现在二哥做了官,我就不骂了,不明摆着骂,在心里头骂就行。他们来我家之前,二哥打电话让我杀了三只鸡,我拷问二哥,三只鸡吃得了吗?二哥说,咋吃不了?乡里来三个领导,村里六个,九个人咋吃不了?我说宰两只,二哥说,小哩小气的干什么事情。
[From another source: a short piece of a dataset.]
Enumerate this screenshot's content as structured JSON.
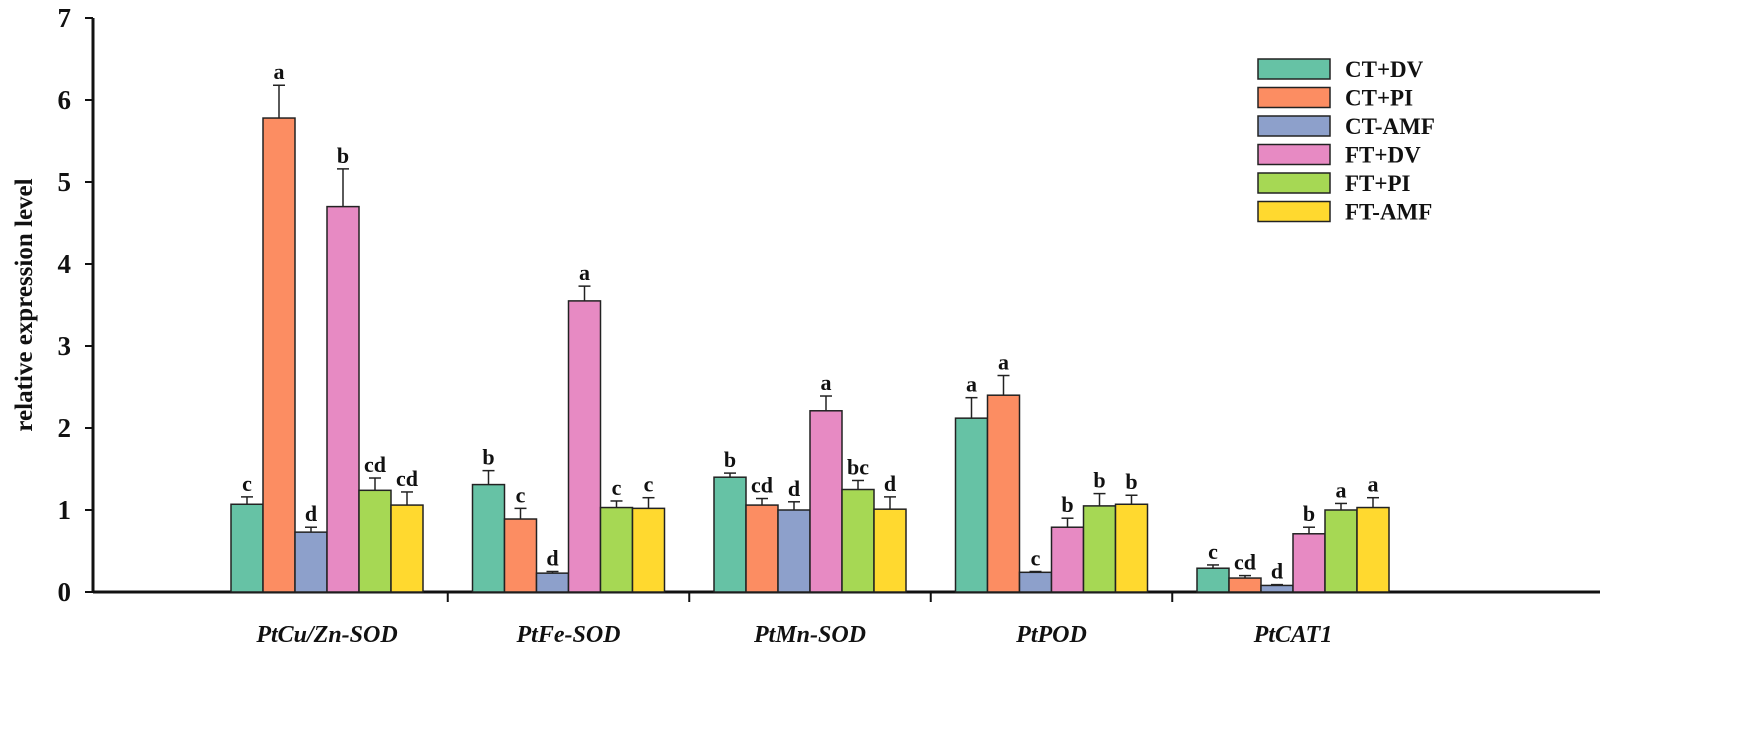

父亲也说,杀两只够了,我们家人不吃,他们九个官人够吃了。然后我问二哥乡里来哪三个领导,二哥说,贾清贾副乡长也来。好吧,既然贾副乡长来,就杀三只。我不是认为她能够吃多少,反正我就是认为贾副乡长来就要做好菜,花多少钱我都舍得。反正我认为贾副乡长是最有女人味又最漂亮的官,官要漂亮才惹人喜爱。唉!我们几个小伙还有我们村那六个光棍不知道在背地里议论过多少次贾副乡长的美丽,我还亲自看见道同哥在我们说起时一个劲的流着口水。这样,我又不得不去劝告父亲,说宰三只,他们人多。父亲对我吼着说:“吃他爹脑壳吃,干了几个月家里给他贴了多少钱,你给认得。人家当官挣钱,他当他爹就知道请家里来捣肚子。就宰两只。”我吓得不敢回话,父亲母亲发脾气我通常不敢回话。于是,当着父亲的面我捉了两只大母鸡宰了,父亲看着我拔了毛,才上山砍柴去了。我又偷偷的提只大白毛公鸡来宰了,配一起等着达待领导。
二哥先回来,一进屋就问,老母鸡宰几只,我告诉他两只。他不高兴了,说三只才够吃,你没听见。我说还有一只公鸡。二哥说,桌子拼着坐,我们家人也一起吃。我告诉二哥说,还是按以往,让领导们先吃,我们吃剩汤剩菜。二哥板着脸:“那是以前,我刚上任,现在都熟悉了,让你多宰一只就是这原因,拼着吃。”
我发现二哥真的有了官爷的脾气哩,说话就同五娃经常的自夸有霸气了。
那天晚饭,来的确实是九个官员,母亲望三只鸡少了些,吩咐我正在切火腿肉。嘿嘿!贾副乡长真的也来,她是第三次来我们家吃饭。我偷偷的边切肉边瞄她,确实漂亮,四十多岁的女人,这种气质肤色确实不多,我还大胆的假装和她说话盯着她的胸看。
大姐这些天忙,忙着准备她的教师工作。正好,她要找贾副乡长坐坐,二哥这是一饭局两事妥。
桌子拼了,可母亲要添菜,大姐也帮忙母亲,父亲说他不寒酸官爷们,吃饭时背牛草去了,我还达不到与他们谈话,常常我说的是一些看见,他们说的是要体现他们地位的获奖词,所以我也没有,就二哥陪着他们喝酒。我重视着贾副乡长,她酒量咋这样好呢,那晚她一共喝了二两的杯子三杯。说还接着喊拳,贾副乡长说:“来来来,你们木卡的村三委、监委主任、副书记、治安委员都在,我陪你们来几拳。”贾副乡长拳封不好,我看见他又喝了一杯多,我实在按耐不住了,我要为我喜欢的人,那个我喊舅母的女人出征,冲上去说:“我替副乡长喝。”搂起杯子,一大口干了二两。马彪看看我:“看不出来啊,三娃子这酒量。”“来来来,坐下,还以为你不喝酒呢,这娃可以呃。”“来来来,喝酒就是干事,干事就要喝酒,要得,要得……。”
嘿嘿,我在我家里受到了领导们的邀请,我美味了多天的心理。